Tout au long de l’année 2025, des soldats congolais et des combattants Wazalendo ont aussi commis des exécutions sommaires et des violences sexuelles à l’encontre de civils. À Uvira, les combattants Wazalendo ont également harcelé, menacé et enlevé des membres de la communauté banyamulenge, qui sont des Tutsis congolais du Sud-Kivu, et ont restreint leur accès aux services essentiels, les accusant de soutenir le M23.

Quatre habitants d’Uvira ont raconté que des soldats congolais et des combattants Wazalendo ont harcelé des civils et pillé des maisons alors qu’ils se retiraient de la ville. Le 10 décembre, des combattants Wazalendo ont exécuté sommairement un membre de la communauté banyamulenge, le lieutenant de l’armée congolaise Munyakuru Mushambaro, dans le quartier de Kabindula, selon des sources militaires et un voisin. « Ils se sont mis à tirer sur la porte ; il a essayé de s’échapper, mais ils lui ont tiré dessus et l’ont tué sur-le-champ », a décrit le témoin. « Ils ont entonné des chants anti-tutsis, qui disaient “maintenant un Rwandais est mort, il a eu ce qu’il méritait”. »

L’offensive contre Uvira a eu lieu quelques jours après la cérémonie de signature des accords de Washington négociés par les États-Unis le 4 décembre. Alors que l’accord et son cadre économique prévoient la mise en place de certaines mesures de maintien de la paix, telles que le retrait des troupes rwandaises de la RD Congo, les engagements généraux de l’accord doivent être appliqués, a déclaré Human Rights Watch.

Les États-Unis, l’Union européenne et l’Union africaine devraient augmenter l’assistance humanitaire et faire pression sur les gouvernements du Burundi, de la RD Congo et du Rwanda pour qu’ils accordent la priorité à la protection des civils et garantissent l’accès à l’aide humanitaire et un passage sûr aux civils qui cherchent à fuir les combats.

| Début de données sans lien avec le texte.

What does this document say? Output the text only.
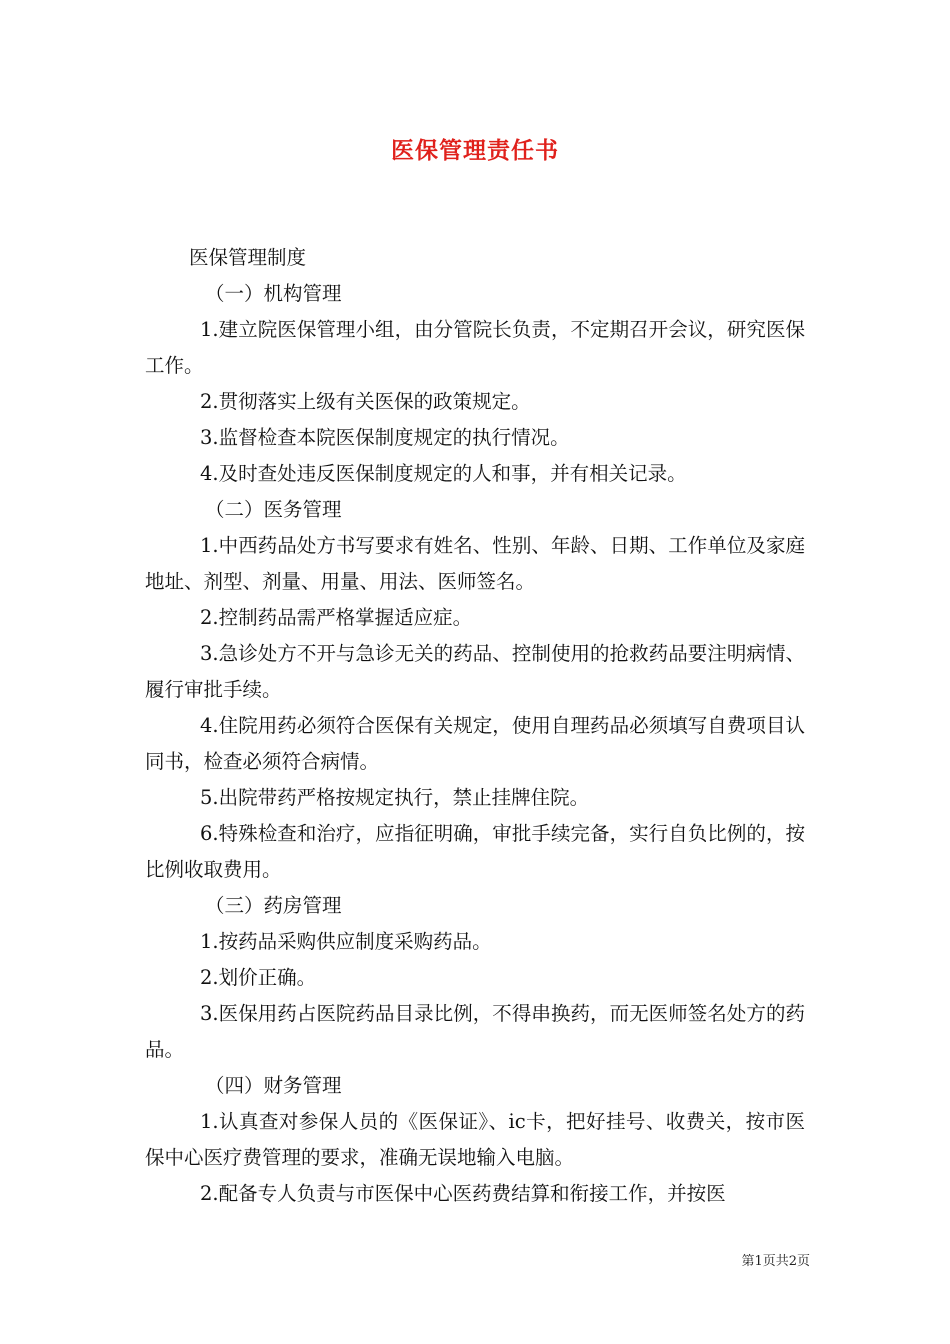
医保管理责任书

医保管理制度

（一）机构管理

1.建立院医保管理小组，由分管院长负责，不定期召开会议，研究医保工作。

2.贯彻落实上级有关医保的政策规定。

3.监督检查本院医保制度规定的执行情况。

4.及时查处违反医保制度规定的人和事，并有相关记录。

（二）医务管理

1.中西药品处方书写要求有姓名、性别、年龄、日期、工作单位及家庭地址、剂型、剂量、用量、用法、医师签名。

2.控制药品需严格掌握适应症。

3.急诊处方不开与急诊无关的药品、控制使用的抢救药品要注明病情、履行审批手续。

4.住院用药必须符合医保有关规定，使用自理药品必须填写自费项目认同书，检查必须符合病情。

5.出院带药严格按规定执行，禁止挂牌住院。

6.特殊检查和治疗，应指征明确，审批手续完备，实行自负比例的，按比例收取费用。

（三）药房管理

1.按药品采购供应制度采购药品。

2.划价正确。

3.医保用药占医院药品目录比例，不得串换药，而无医师签名处方的药品。

（四）财务管理

1.认真查对参保人员的《医保证》、ic卡，把好挂号、收费关，按市医保中心医疗费管理的要求，准确无误地输入电脑。

2.配备专人负责与市医保中心医药费结算和衔接工作，并按医

第1页共2页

Les États-Unis et l’UE devraient adopter de toute urgence de nouvelles sanctions ciblées contre les dirigeants rwandais responsables ou complices de violations du droit international, tout en réexaminant rapidement leur coopération avec le Rwanda – y compris dans les secteurs de la sécurité et des minéraux – pour veiller à ce qu’ils n’alimentent pas de nouveaux abus.

Les gouvernements devraient également faire pression sur les pays de la région pour faciliter l’accès à la nouvelle Commission d’enquête des Nations Unies sur l’est de la RD Congo afin de procéder à la collecte et à la documentation de preuves. Ils devraient appeler à la fin de l’impunité et prendre des mesures pour que les commandants et les dirigeants responsables de violations graves des droits humains soient traduits en justice.

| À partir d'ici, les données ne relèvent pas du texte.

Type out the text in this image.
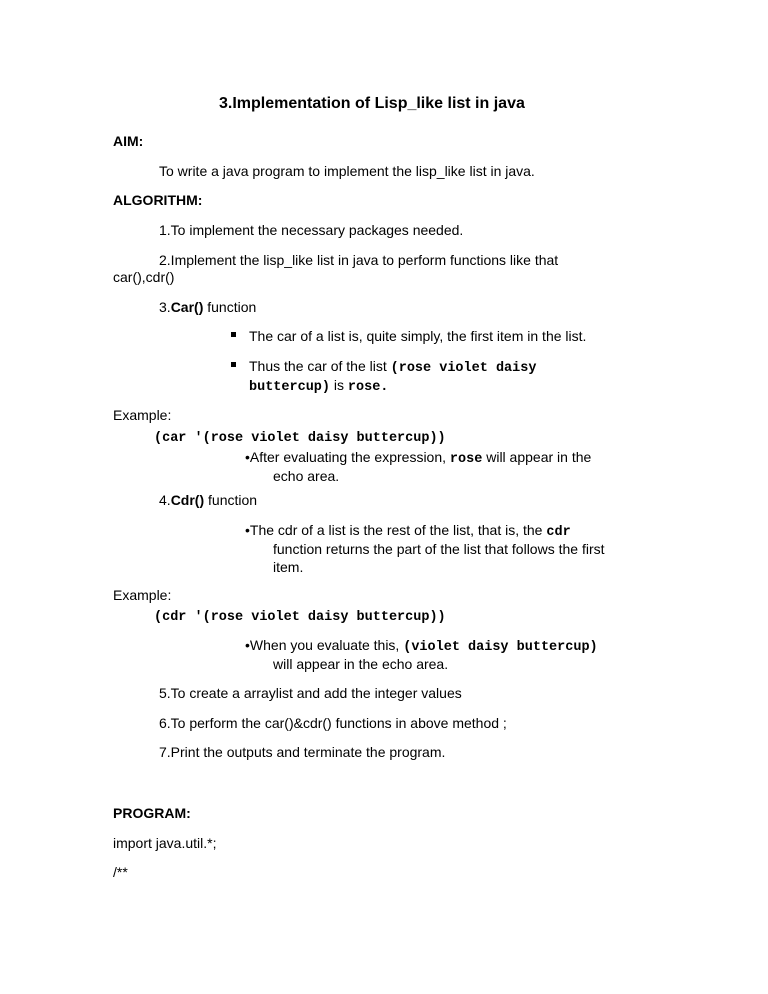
3.Implementation of Lisp_like list in java
AIM:
To write a java program to implement the lisp_like list in java.
ALGORITHM:
1.To implement the necessary packages needed.
2.Implement the lisp_like list in java to perform functions like that
car(),cdr()
3.Car() function
The car of a list is, quite simply, the first item in the list.
Thus the car of the list (rose violet daisy
buttercup) is rose.
Example:
(car '(rose violet daisy buttercup))
•After evaluating the expression, rose will appear in the
echo area.
4.Cdr() function
•The cdr of a list is the rest of the list, that is, the cdr
function returns the part of the list that follows the first
item.
Example:
(cdr '(rose violet daisy buttercup))
•When you evaluate this, (violet daisy buttercup)
will appear in the echo area.
5.To create a arraylist and add the integer values
6.To perform the car()&cdr() functions in above method ;
7.Print the outputs and terminate the program.
PROGRAM:
import java.util.*;
/**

Le 12 décembre, le Conseil de sécurité de l’ONU a tenu une réunion d’urgence pour discuter de la dernière escalade du conflit. La délégation américaine a accusé le Rwanda d’être « intimement impliqué » dans la planification et l’exécution du conflit et a déclaré que le Rwanda comptait au moins 5 000 à 7 000 soldats dans l’est de la RD Congo avant le début de cette dernière offensive, malgré les démentis du Rwanda.

Les garants des accords de Washington devraient aller au-delà de la condamnation et adopter des mesures fortes pour faire respecter le droit international humanitaire et les droits humains, a déclaré Human Rights Watch.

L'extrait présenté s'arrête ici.